8. Peran Gereja: Menjadi Saksi dan Pembawa Harapan di Dunia yang Rusak

Teologi Reformed tidak berhenti pada perenungan intelektual tentang penderitaan. Panggilan Gereja adalah menjadi terang dan garam dunia (Matius 5:13-14). Dalam dunia yang penuh penderitaan, gereja dipanggil untuk:

  • Menghibur mereka yang berduka (2 Korintus 1:3-4),

  • Memberi makan yang lapar, merawat yang sakit, dan menyambut orang asing (Matius 25:35-40),

  • Memberitakan Injil yang membawa pengharapan (Roma 10:14-15).

Abraham Kuyper menekankan pentingnya kehadiran Kristen dalam setiap bidang kehidupan, karena “Tidak ada satu inci pun dalam seluruh wilayah keberadaan manusia yang tidak dikatakan Kristus, ‘Itu milik-Ku!’”

9. Antara Misteri dan Iman: Menyerahkan Jawaban yang Tak Terpahami

Sebagian dari penderitaan memang tetap menjadi misteri. Tetapi dalam iman Reformed, misteri bukanlah musuh, melainkan undangan untuk percaya lebih dalam kepada Allah yang tak terbatas.

Cornelius Van Til, seorang apologet Reformed, menulis bahwa misteri dalam kehendak Allah adalah “pintu masuk bagi penyembahan, bukan alasan untuk menolak-Nya.”

Iman bukan berarti menolak berpikir, tapi berserah pada pengetahuan bahwa pemikiran kita terbatas (Yesaya 55:8-9). Allah tidak memanggil kita untuk memahami semua hal sekarang, tetapi untuk percaya pada-Nya yang mengetahui segalanya.

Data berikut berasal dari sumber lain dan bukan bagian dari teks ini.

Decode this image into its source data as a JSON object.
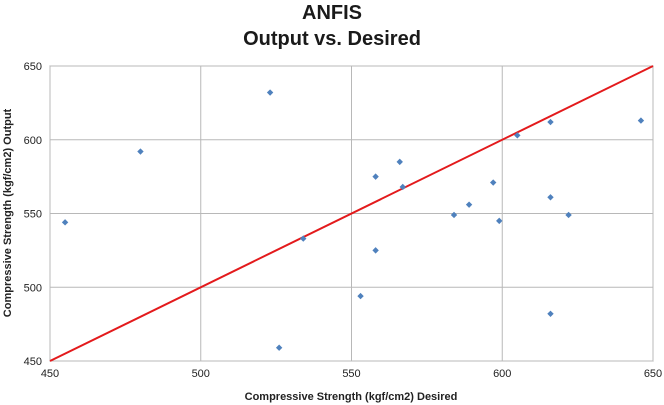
{
  "chart_data": {
    "type": "scatter",
    "title": "ANFIS",
    "subtitle": "Output vs. Desired",
    "xlabel": "Compressive Strength (kgf/cm2) Desired",
    "ylabel": "Compressive Strength (kgf/cm2) Output",
    "xlim": [
      450,
      650
    ],
    "ylim": [
      450,
      650
    ],
    "xticks": [
      "450",
      "500",
      "550",
      "600",
      "650"
    ],
    "yticks": [
      "450",
      "500",
      "550",
      "600",
      "650"
    ],
    "grid": true,
    "colors": {
      "points": "#4f81bd",
      "line": "#e31a1c",
      "grid": "#b8b8b8"
    },
    "reference_line": {
      "from": [
        450,
        450
      ],
      "to": [
        650,
        650
      ]
    },
    "points": [
      {
        "x": 455,
        "y": 544
      },
      {
        "x": 480,
        "y": 592
      },
      {
        "x": 523,
        "y": 632
      },
      {
        "x": 526,
        "y": 459
      },
      {
        "x": 534,
        "y": 533
      },
      {
        "x": 553,
        "y": 494
      },
      {
        "x": 558,
        "y": 575
      },
      {
        "x": 558,
        "y": 525
      },
      {
        "x": 566,
        "y": 585
      },
      {
        "x": 567,
        "y": 568
      },
      {
        "x": 584,
        "y": 549
      },
      {
        "x": 589,
        "y": 556
      },
      {
        "x": 597,
        "y": 571
      },
      {
        "x": 599,
        "y": 545
      },
      {
        "x": 605,
        "y": 603
      },
      {
        "x": 616,
        "y": 612
      },
      {
        "x": 616,
        "y": 561
      },
      {
        "x": 616,
        "y": 482
      },
      {
        "x": 622,
        "y": 549
      },
      {
        "x": 646,
        "y": 613
      }
    ]
  }
}
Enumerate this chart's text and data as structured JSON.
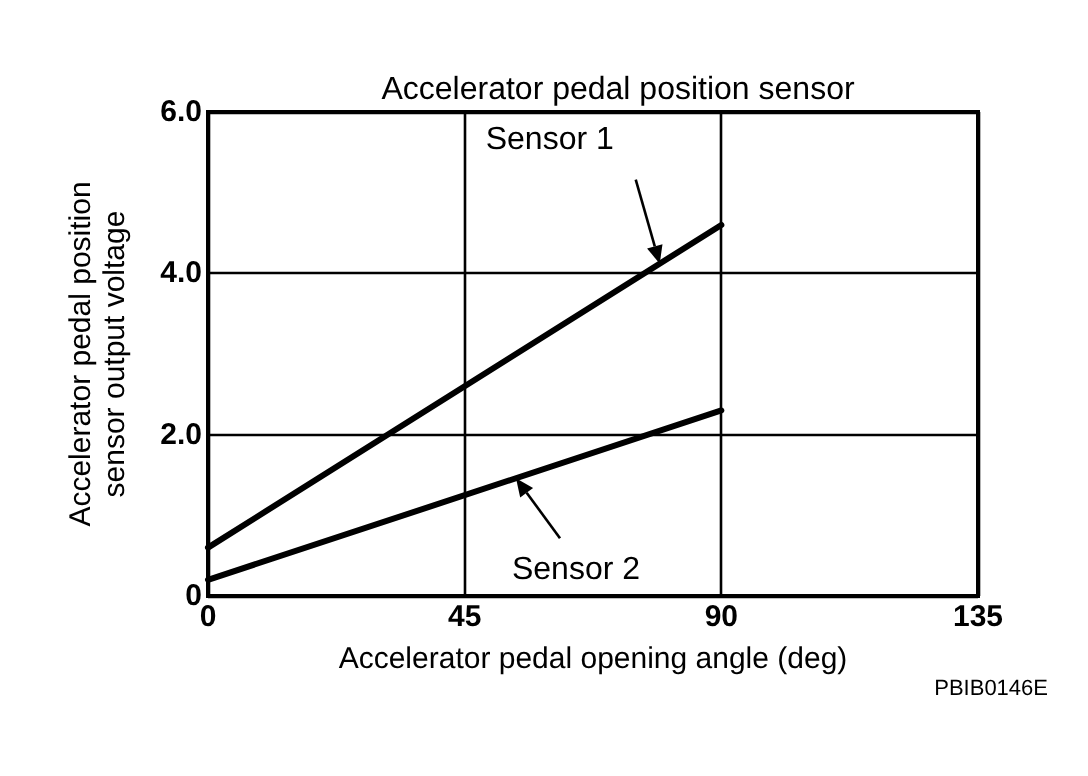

Kesimpulan: Di Mana Allah di Tengah Kejahatan? Dia Sedang Bekerja untuk Kemuliaan-Nya dan Kebaikan Umat-Nya

Dunia ini memang penuh kejahatan dan penderitaan. Tapi Allah tidak absen. Dalam pandangan Reformed, Allah hadir, berdaulat, penuh kasih, dan bekerja dalam segala sesuatu untuk mendatangkan kebaikan bagi mereka yang mengasihi Dia (Roma 8:28). Kejahatan bukan tanda ketidakhadiran Allah, tetapi panggilan untuk bertobat, percaya, dan berharap kepada-Nya.

Sebagaimana John Piper menyimpulkan: “Allah begitu berdaulat sehingga Ia bahkan memakai salib sebagai alat untuk membawa kehidupan. Jika Ia bisa melakukan itu dengan salib, Ia juga bisa memakai penderitaanmu.”

Penutup

Allah tidak menjanjikan dunia tanpa air mata, tetapi Ia menjanjikan bahwa suatu hari semua air mata akan dihapus. Percayalah bahwa meski kita tidak bisa memahami semua alasan keberadaan kejahatan, kita bisa mengenal Allah yang mengatasi segalanya, dan yang telah memberikan jawaban paling radikal atas kejahatan: Salib Yesus Kristus.